MARKET CLOSE NZ shares gain as Auckland Airport offers tax-efficient return, Air NZ up

Nov. 28 (BusinessDesk) – New Zealand shares rose, after Auckland International Airport proposed a tax-efficient capital return of $454 million and Air New Zealand continued to trade in heavy volumes, rising above the price of the government selldown.

The NZX 50 Index rose 10.103 points, or 0.2 percent, to 4809.455. Within the index, 22 stocks rose, 18 fell and ten were unchanged. Turnover was $315 million, including $203 million, or 22.5 million shares of Fletcher Building.

Auckland Airport climbed 1.6 percent to $3.47. The capital return, via a cancellation of one in 10 shares at $3.43, will allow the nation’s busiest gateway to complete the transaction with minimal tax implications for shareholders, while leaving it with sufficient resource to fund its capital spending and preserve its A- credit rating.

“It’s a good outcome for investors,” said Shane Solly, who manages more than $200 million at Mint Asset Management. “In lieu of a dividend this is a more effective outcome.”

Air New Zealand rose 2 percent to $1.67, surpassing the $1.65 a share at which the government sold 20 percent of the airline. The shares initially fell after the selldown, reflecting some imbalances in the sale allocations.

“Air New Zealand is working its way through its placement,” Solly said.

Chorus, the network operator facing regulator enforced price cuts, fell 2.5 percent to $1.785. Any hope the government had that its support partners would vote to allow direct intervention on the price of copper-wire broadband services has evaporated with the United Future and Maori parties both pledging not to support such legislation.

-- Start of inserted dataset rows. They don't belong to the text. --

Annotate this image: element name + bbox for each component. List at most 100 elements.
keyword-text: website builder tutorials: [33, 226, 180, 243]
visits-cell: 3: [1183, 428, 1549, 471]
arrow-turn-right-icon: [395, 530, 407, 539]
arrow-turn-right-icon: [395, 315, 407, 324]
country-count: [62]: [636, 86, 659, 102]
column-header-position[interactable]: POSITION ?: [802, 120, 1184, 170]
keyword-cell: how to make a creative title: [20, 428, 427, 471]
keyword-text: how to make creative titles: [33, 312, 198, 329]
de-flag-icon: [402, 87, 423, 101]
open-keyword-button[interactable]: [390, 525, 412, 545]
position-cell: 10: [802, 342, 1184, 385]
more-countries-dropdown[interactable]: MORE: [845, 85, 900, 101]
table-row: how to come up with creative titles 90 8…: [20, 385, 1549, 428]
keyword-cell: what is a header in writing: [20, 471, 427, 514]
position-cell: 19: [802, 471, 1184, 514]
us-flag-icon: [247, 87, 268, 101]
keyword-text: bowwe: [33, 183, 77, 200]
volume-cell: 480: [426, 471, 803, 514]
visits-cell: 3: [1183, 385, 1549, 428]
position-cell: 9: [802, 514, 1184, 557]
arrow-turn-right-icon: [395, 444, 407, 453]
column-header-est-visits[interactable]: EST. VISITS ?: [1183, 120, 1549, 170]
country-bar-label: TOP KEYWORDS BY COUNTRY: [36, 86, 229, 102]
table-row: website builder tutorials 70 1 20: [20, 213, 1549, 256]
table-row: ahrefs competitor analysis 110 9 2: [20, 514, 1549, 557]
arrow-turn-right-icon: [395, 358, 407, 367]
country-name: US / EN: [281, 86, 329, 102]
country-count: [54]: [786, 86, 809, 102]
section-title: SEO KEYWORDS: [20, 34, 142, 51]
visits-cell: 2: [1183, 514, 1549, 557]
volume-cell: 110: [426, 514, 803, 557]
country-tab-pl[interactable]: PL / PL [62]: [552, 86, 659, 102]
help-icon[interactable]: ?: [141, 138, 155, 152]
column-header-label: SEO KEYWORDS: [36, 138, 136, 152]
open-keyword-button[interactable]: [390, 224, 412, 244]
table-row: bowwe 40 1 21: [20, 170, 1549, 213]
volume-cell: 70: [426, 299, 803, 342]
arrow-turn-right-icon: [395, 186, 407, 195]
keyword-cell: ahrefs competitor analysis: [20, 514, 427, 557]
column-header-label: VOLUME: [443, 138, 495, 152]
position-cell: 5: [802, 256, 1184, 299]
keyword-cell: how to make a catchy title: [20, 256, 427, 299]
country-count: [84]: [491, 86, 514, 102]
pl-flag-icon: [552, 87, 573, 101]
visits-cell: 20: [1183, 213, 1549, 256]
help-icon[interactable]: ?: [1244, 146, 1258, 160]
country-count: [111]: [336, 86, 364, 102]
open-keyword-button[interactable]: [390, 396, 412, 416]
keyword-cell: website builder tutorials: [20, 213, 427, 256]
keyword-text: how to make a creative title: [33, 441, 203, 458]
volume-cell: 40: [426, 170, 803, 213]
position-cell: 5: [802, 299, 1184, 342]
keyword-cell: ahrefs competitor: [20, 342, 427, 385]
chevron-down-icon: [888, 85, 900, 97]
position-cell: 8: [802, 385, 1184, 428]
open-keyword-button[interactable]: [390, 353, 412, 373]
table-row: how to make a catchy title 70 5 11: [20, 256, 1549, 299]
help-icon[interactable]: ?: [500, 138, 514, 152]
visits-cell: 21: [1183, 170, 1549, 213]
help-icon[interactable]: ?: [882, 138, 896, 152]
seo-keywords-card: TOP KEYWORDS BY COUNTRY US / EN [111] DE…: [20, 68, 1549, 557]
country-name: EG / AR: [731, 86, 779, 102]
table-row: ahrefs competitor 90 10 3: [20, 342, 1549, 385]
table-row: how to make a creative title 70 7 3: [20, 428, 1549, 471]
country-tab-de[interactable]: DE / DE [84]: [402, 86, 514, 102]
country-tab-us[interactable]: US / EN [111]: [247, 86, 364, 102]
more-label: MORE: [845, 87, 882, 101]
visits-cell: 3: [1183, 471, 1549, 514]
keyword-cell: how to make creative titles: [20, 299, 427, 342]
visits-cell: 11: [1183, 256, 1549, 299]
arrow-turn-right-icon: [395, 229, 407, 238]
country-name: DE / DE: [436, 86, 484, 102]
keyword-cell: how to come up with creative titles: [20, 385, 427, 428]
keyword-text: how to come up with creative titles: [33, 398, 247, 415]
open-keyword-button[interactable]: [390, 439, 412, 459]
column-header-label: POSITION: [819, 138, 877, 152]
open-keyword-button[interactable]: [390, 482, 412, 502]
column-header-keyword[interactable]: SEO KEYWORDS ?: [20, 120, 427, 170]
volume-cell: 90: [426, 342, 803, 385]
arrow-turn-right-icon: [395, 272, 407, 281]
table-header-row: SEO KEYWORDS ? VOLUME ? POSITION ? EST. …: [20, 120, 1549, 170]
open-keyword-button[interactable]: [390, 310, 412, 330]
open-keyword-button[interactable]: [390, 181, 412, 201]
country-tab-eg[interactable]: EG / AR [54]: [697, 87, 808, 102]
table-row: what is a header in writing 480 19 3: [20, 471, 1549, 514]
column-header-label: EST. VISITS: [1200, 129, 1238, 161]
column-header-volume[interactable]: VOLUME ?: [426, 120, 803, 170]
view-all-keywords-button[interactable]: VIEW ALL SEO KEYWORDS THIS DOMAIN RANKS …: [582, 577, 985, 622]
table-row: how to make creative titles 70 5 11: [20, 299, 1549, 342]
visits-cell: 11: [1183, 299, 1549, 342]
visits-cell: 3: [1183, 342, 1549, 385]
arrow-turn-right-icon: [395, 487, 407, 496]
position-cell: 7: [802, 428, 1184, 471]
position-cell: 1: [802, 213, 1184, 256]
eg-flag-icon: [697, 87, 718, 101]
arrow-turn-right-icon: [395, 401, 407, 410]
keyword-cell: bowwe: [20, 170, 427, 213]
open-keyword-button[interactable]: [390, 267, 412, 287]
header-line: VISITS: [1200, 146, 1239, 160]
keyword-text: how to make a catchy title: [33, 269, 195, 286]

“Chorus is getting knocked around again with these comments on the copper tax,” Solly said.

Telecom, which pays Chorus for access to its copper lines, rose 0.4 percent to $2.315.

Fletcher Building fell 0.8 percent to $9.15 and the biggest stock on the NZX 50 was also the heaviest traded today, with a block trade going through via the ASX, which may trigger a substantial security holder notice.

Mint’s Solly said notwithstanding today’s volumes, the company “is still benefitting from the general recovery in Australia and New Zealand and to a lesser extent, the US.”

Abano Healthcare was unchanged at $7.20 after a bidding group led by Archer Capital withdrew its proposed takeover of the company.

Comvita, the Manuka honey products company, rose 1.4 percent to $3.70 after saying a margin squeeze resulted in a first-half loss of $790,000.

Kathmandu, the outdoor clothing chain, rose 3.1 percent to $3.72 and was the biggest gainer on the NZX 50.